白銀の少女は、村長の屋敷で、エプロン姿のリラを目の前にしていた。
屋敷の一室。木箱に詰められた野菜、果実、調味料とまな板、包丁といった調理器具が並んだ調理場。
間取りとしては、かなりの広さがあった。
しかし、所狭しと置かれた様々な食材で少し窮屈な空間になっていた。
その中、普段は乱暴とさえ思える声音の女性が、珍しく優しい音でエティカへ語りかける。
「じゃあ、説明するんだけど……」
「はい」
なんとなく、歯切れの悪い喋り方。
いつもなら横暴とさえ思うほどに、はっきりと決めていくリラが、なんとも申し訳なさそうに頬をかく。
「本当に良かったの? エヴァンと離れることになったけど」
「はい、大丈夫、です」
あっけらかんとした少女の態度に、リラは言い訳のように考えを語る。
「いや、昨日も一緒に寝てたみたいだし、いっつも傍にいたじゃない? なにか離れられない理由があるのかな、て思ったんだけど」
離れられない理由。
それはエティカの中にはいくつかあるが、今は大丈夫。
このイースト村ならば、離れていても大丈夫だと。そう思えた。
だから、少女は別行動を容認した。
その分、昨日の夜はたくさん甘えたが。
「大丈夫ですっ。わたしも、子どもじゃない、ですからっ」
ふんすっと意気込む。
その様子がまさしく子どもみたいで、微笑ましくなるリラ。
本人が大丈夫だと言うならそれを信用するのが、大人というものだろう。
そう納得させる。
ならば、私情を挟んでしまっても問題ないだろう。
エティカのその一言で雰囲気が変わった目の前の女性は、含みのある笑顔を浮かべる。
怪しい、なにか企んでいる。そんな笑みで。
「じゃあ、たくさん働いてもらおうかしら。ふふふ……」
「え……」
白銀の少女。
ここで後悔という言葉の意味を痛感する。
「こら、そんな切り方じゃ肉が切れるわけないでしょ」
「ちゃんと筋を取りなさい」
「まな板はちゃんと洗う、常に清潔にしなさい」
「猫の手を忘れないの」
まるで監督のように、後方から檄を飛ばす。
ひぃひぃ言いながらも、ついて行くエティカであったが、あまりの量の多さに気が遠くなる。

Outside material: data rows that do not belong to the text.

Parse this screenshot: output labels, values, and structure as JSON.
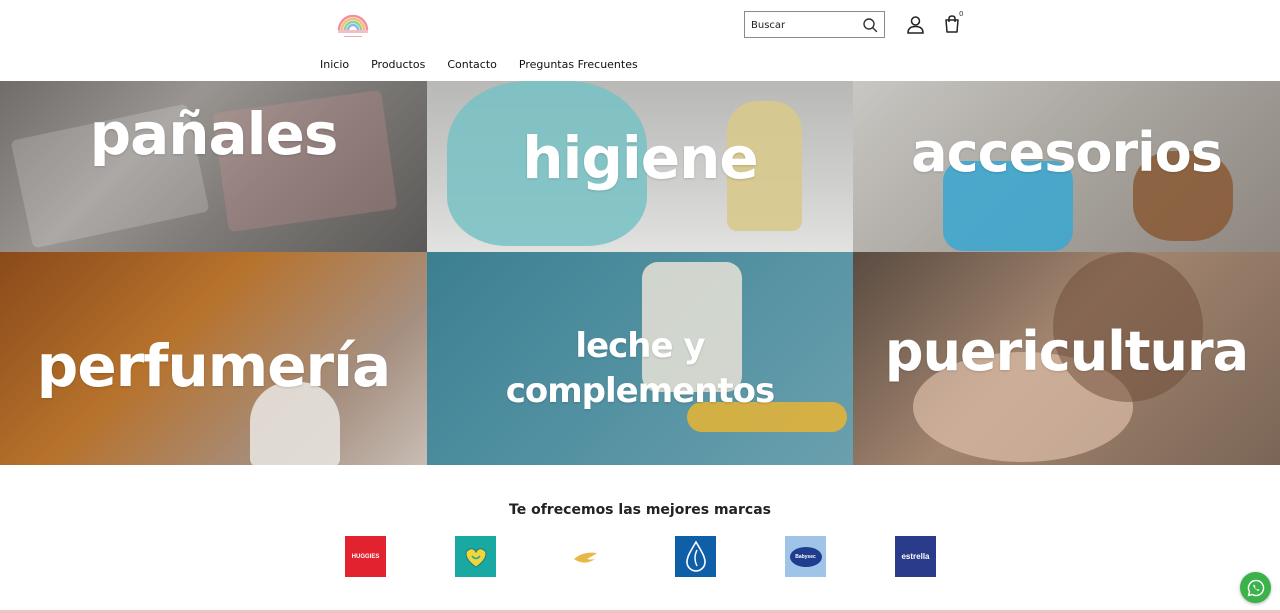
{
  "header": {
    "logo_icon": "rainbow-logo",
    "search": {
      "placeholder": "Buscar",
      "value": "",
      "icon": "search-icon"
    },
    "user_icon": "user-icon",
    "cart": {
      "icon": "shopping-bag-icon",
      "count": "0"
    }
  },
  "nav": {
    "items": [
      {
        "label": "Inicio"
      },
      {
        "label": "Productos"
      },
      {
        "label": "Contacto"
      },
      {
        "label": "Preguntas Frecuentes"
      }
    ]
  },
  "categories": [
    {
      "label": "pañales",
      "color": "#7d7a77"
    },
    {
      "label": "higiene",
      "color": "#cfcfcd"
    },
    {
      "label": "accesorios",
      "color": "#a8a49e"
    },
    {
      "label": "perfumería",
      "color": "#b7722c"
    },
    {
      "label_line1": "leche y",
      "label_line2": "complementos",
      "color": "#4f8fa0"
    },
    {
      "label": "puericultura",
      "color": "#a2856f"
    }
  ],
  "brands": {
    "title": "Te ofrecemos las mejores marcas",
    "items": [
      {
        "label": "HUGGIES",
        "color": "#e2232f"
      },
      {
        "label": "",
        "color": "#1aa8a3",
        "icon": "pampers-heart-icon"
      },
      {
        "label": "",
        "color": "#ffffff",
        "icon": "dove-bird-icon"
      },
      {
        "label": "",
        "color": "#0f5ea8",
        "icon": "johnson-drop-icon"
      },
      {
        "label": "Babysec",
        "color": "#9fc4e8"
      },
      {
        "label": "estrella",
        "color": "#2b3b8c"
      }
    ]
  },
  "whatsapp": {
    "icon": "whatsapp-icon",
    "color": "#3cb24a"
  }
}
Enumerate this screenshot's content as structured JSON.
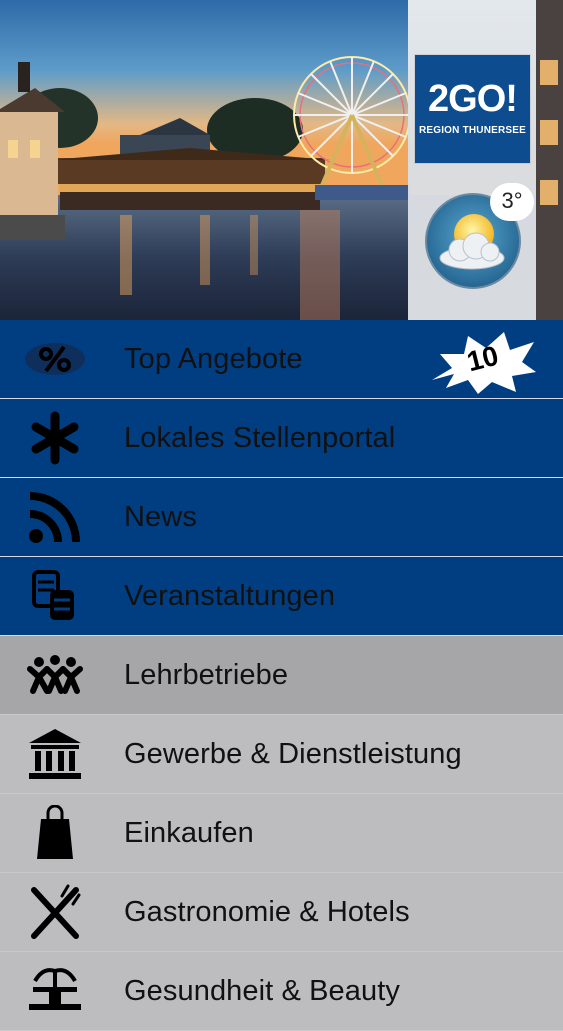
{
  "header": {
    "logo_main": "2GO!",
    "logo_sub": "REGION THUNERSEE",
    "temperature": "3°",
    "weather_icon": "partly-cloudy-icon"
  },
  "menu": {
    "items": [
      {
        "label": "Top Angebote",
        "icon": "percent-tag-icon",
        "badge": "10"
      },
      {
        "label": "Lokales Stellenportal",
        "icon": "asterisk-icon"
      },
      {
        "label": "News",
        "icon": "rss-feed-icon"
      },
      {
        "label": "Veranstaltungen",
        "icon": "ticket-stack-icon"
      },
      {
        "label": "Lehrbetriebe",
        "icon": "people-group-icon"
      },
      {
        "label": "Gewerbe & Dienstleistung",
        "icon": "bank-building-icon"
      },
      {
        "label": "Einkaufen",
        "icon": "shopping-bag-icon"
      },
      {
        "label": "Gastronomie & Hotels",
        "icon": "knife-fork-icon"
      },
      {
        "label": "Gesundheit & Beauty",
        "icon": "fountain-icon"
      }
    ]
  },
  "colors": {
    "primary_blue": "#003e81",
    "logo_blue": "#0d4c8f",
    "menu_gray": "#bdbdbf",
    "selected_gray": "#a6a6a8"
  }
}
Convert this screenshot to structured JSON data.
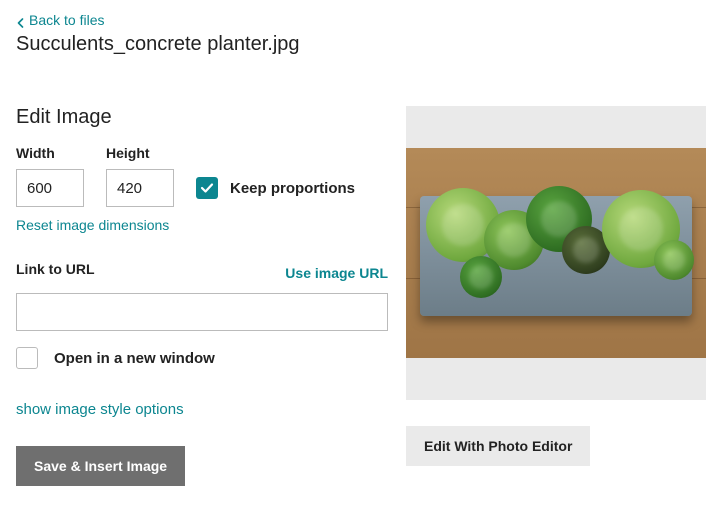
{
  "back_link": "Back to files",
  "filename": "Succulents_concrete planter.jpg",
  "edit_title": "Edit Image",
  "dims": {
    "width_label": "Width",
    "width_value": "600",
    "height_label": "Height",
    "height_value": "420",
    "keep_prop_label": "Keep proportions",
    "keep_prop_checked": true,
    "reset_label": "Reset image dimensions"
  },
  "url": {
    "label": "Link to URL",
    "use_url": "Use image URL",
    "value": "",
    "new_window_label": "Open in a new window",
    "new_window_checked": false
  },
  "style_link": "show image style options",
  "save_btn": "Save & Insert Image",
  "edit_photo_btn": "Edit With Photo Editor"
}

それが如実にも作業スピードが、遅くなるという結果に繋がる。
ただ、ここで休ませるほどリラは甘くない。
しかし、あまり厳しく言ってしまうと余計に作業効率が落ちる。
なら、別の言葉。
リラのみえた未来通りに進むのなら。
ここで少女に火をつける言葉は決まっていた。
「あらあら、これじゃあエヴァンの嫁には、ほど遠いわね」
「……っ」
姑のような嫌味であったが、これがエティカにはよく効いた。
嫁。
リラという母親に認められなければいけない。ならば、ここで気の遠くなる作業に臆している暇はない。
紅色の瞳が、燃え上がる。
その言葉からものの数秒で、作業スピードは見違えるほど倍速に。
その様子でリラは確信を得る。
やはり、この子は好きなのだ。
保護者へ向ける家族のような愛情ではなく、一人の異性へ向けた恋情なのだ。
それが分かれば後はこの火を絶やさぬように、焦らして、風で消えないような焔へ火力をあげるだけ。
それはいつしか燃え広がる。
延焼して、全てを巻き込む大火とも、業火ともなる。
関わる人々の心へ火を灯す、旅人の帰るべき篝火となるように。
その思いを込めて、リラは発破をかける。
「ほら、玉ねぎなんて木っ端微塵切りにしなさい」
「木っ端微塵!?」
調理場の空気は夏の陽光に負けぬ、あつさであった。